The system must use a bank of humans, says the BBC’s technology correspondent Rory Cellan-Jones, because it transcribed the same message five different ways. Also, an operator in an Egyptian call-centre formerly used by Spinvox told the BBC: “The machine doesn’t understand anything. You have to start typing when you hear the message.”
SpinVox’s entry in the UK’s Data Protection Registry says that it does not transfer data outside the European Economic Area, so it appears to be breaking this. Meanwhile, the operators’ Facebook account has been shown on TechCrunch, and appears to include potentially commercial information from transcribed calls.
Spinvox has expanded swiftly since its foundation in 2004, using technology developed at Cambridge university, and $200m (£120m) in investment. It has offered a consumer service and then sold services to network operators.
Rivals such as the established Nuance Communications, say that the Spinvox service, transcribing short messages form multiple people over mobile phones could never have worked as described: “In Nuance’s view, this task will never be able to be totally automated in the near future.

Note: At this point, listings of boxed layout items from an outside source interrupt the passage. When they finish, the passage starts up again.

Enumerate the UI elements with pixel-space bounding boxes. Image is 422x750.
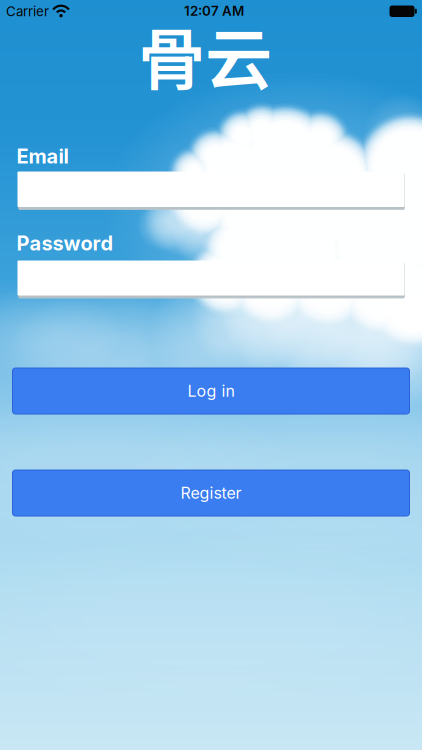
staticText: Password bbox=[16, 232, 114, 255]
button[interactable]: Register bbox=[12, 470, 410, 516]
staticText: Register bbox=[180, 484, 242, 502]
staticText: Email bbox=[16, 144, 68, 168]
staticText: 骨云 bbox=[138, 6, 272, 104]
staticText: Carrier bbox=[6, 4, 49, 19]
staticText: 12:07 AM bbox=[184, 3, 244, 19]
staticText: Log in bbox=[188, 382, 234, 400]
button[interactable]: Password bbox=[18, 260, 404, 296]
button[interactable]: Log in bbox=[12, 368, 410, 414]
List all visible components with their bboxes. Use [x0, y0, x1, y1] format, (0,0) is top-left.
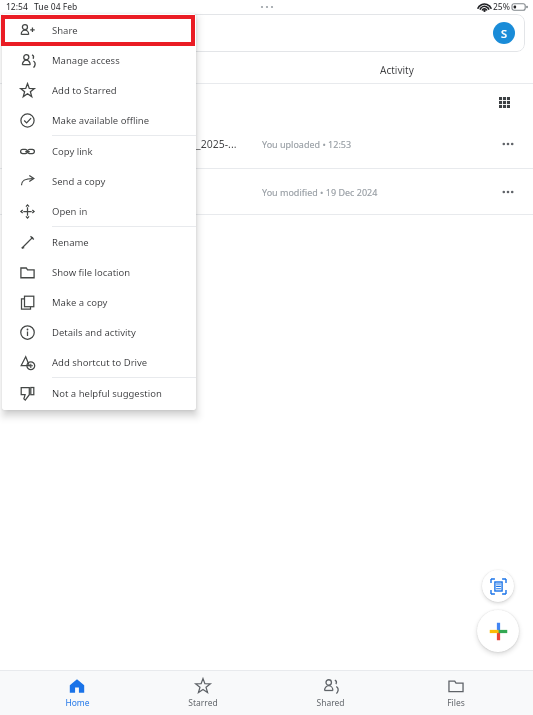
staticText: Add shortcut to Drive [52, 356, 148, 369]
button[interactable]: Shared [280, 671, 380, 715]
button[interactable]: Show file location [2, 257, 196, 287]
button[interactable]: Account [493, 22, 515, 44]
button[interactable]: Share [2, 15, 196, 45]
staticText: Add to Starred [52, 84, 117, 97]
staticText: Copy link [52, 145, 93, 158]
staticText: You modified • 19 Dec 2024 [262, 186, 378, 198]
staticText: Manage access [52, 54, 120, 67]
button[interactable]: Add shortcut to Drive [2, 347, 196, 377]
button[interactable]: New [477, 610, 519, 652]
button[interactable]: Manage access [2, 45, 196, 75]
button[interactable]: Home [27, 671, 127, 715]
staticText: Details and activity [52, 326, 136, 339]
staticText: Not a helpful suggestion [52, 387, 162, 400]
staticText: Activity [380, 63, 414, 77]
button[interactable]: Scan [482, 570, 514, 602]
staticText: 25% [493, 1, 510, 13]
button[interactable]: More options [495, 179, 521, 205]
button[interactable]: Details and activity [2, 317, 196, 347]
button[interactable]: Rename [2, 227, 196, 257]
staticText: Share [52, 24, 78, 37]
staticText: S [501, 26, 508, 41]
button[interactable]: Send a copy [2, 166, 196, 196]
button[interactable]: Make a copy [2, 287, 196, 317]
staticText: Files [447, 697, 465, 709]
button[interactable]: Not a helpful suggestion [2, 378, 196, 408]
button[interactable]: Add to Starred [2, 75, 196, 105]
staticText: You uploaded • 12:53 [262, 138, 352, 150]
button[interactable]: Copy link [2, 136, 196, 166]
staticText: Open in [52, 205, 88, 218]
staticText: Make available offline [52, 114, 150, 127]
staticText: Send a copy [52, 175, 106, 188]
staticText: Make a copy [52, 296, 108, 309]
button[interactable]: Account [8, 14, 525, 52]
button[interactable]: Open in [2, 196, 196, 226]
button[interactable]: More options [495, 131, 521, 157]
staticText: Home [65, 697, 90, 709]
staticText: Shared [316, 697, 345, 709]
staticText: _2025-... [196, 137, 237, 151]
button[interactable]: Files [406, 671, 506, 715]
staticText: Tue 04 Feb [34, 1, 78, 13]
staticText: Show file location [52, 266, 131, 279]
staticText: Rename [52, 236, 89, 249]
staticText: Starred [188, 697, 218, 709]
staticText: 12:54 [6, 1, 28, 13]
button[interactable]: Make available offline [2, 105, 196, 135]
button[interactable]: Grid view [493, 91, 515, 113]
button[interactable]: Starred [153, 671, 253, 715]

You cannot control the person leaving your voicemail, or the environmental factors,” said John West, solutions architect in Nuance’s mobile group. “Spinvox is offering something that is impossible to deliver now.”
Nuance Communications, the company behind the well known Dragon PC transcription system, has various contracts with operators, and traces its lineage through Xerox back to voice recognition and AI pioneer Ray Kurzweil in the 1970s.
In a statement to the BBC, Spinvox admitted that all speech systems use human intervention, and promised that when it does this, the messages are anonymised so they cannot be connected with a particular person. It would not reveal the proportion of its traffic that is treated in this way, or where it is sent.
Spinvox denies that the Egyptian call centre ever handled live calls, but was weeded out during training sessions because it wasn’t up to scratch – something the BBC claims to have had contradicted by staff there.
Experts are bemused that people are objecting that the service infringes privacy by using human transcribers, when normal voicemail systems are susceptible to eavesdropping, and even an automated transcription service would produce easily-searchable text.
“Come on people,” said analyst James governor of Red Monk on Twitter. “Everyone knows Spinvox is a Mechanical Turk [a concealed human presented as an automaton]. That’s what makes it so excellent.”
While speech recognition in the cloud has been evolving, speech recognition on devices themselves has been progressinng in devices such as the iPhone, devices using Intel’s Atom, or the Tesla Motors electric car.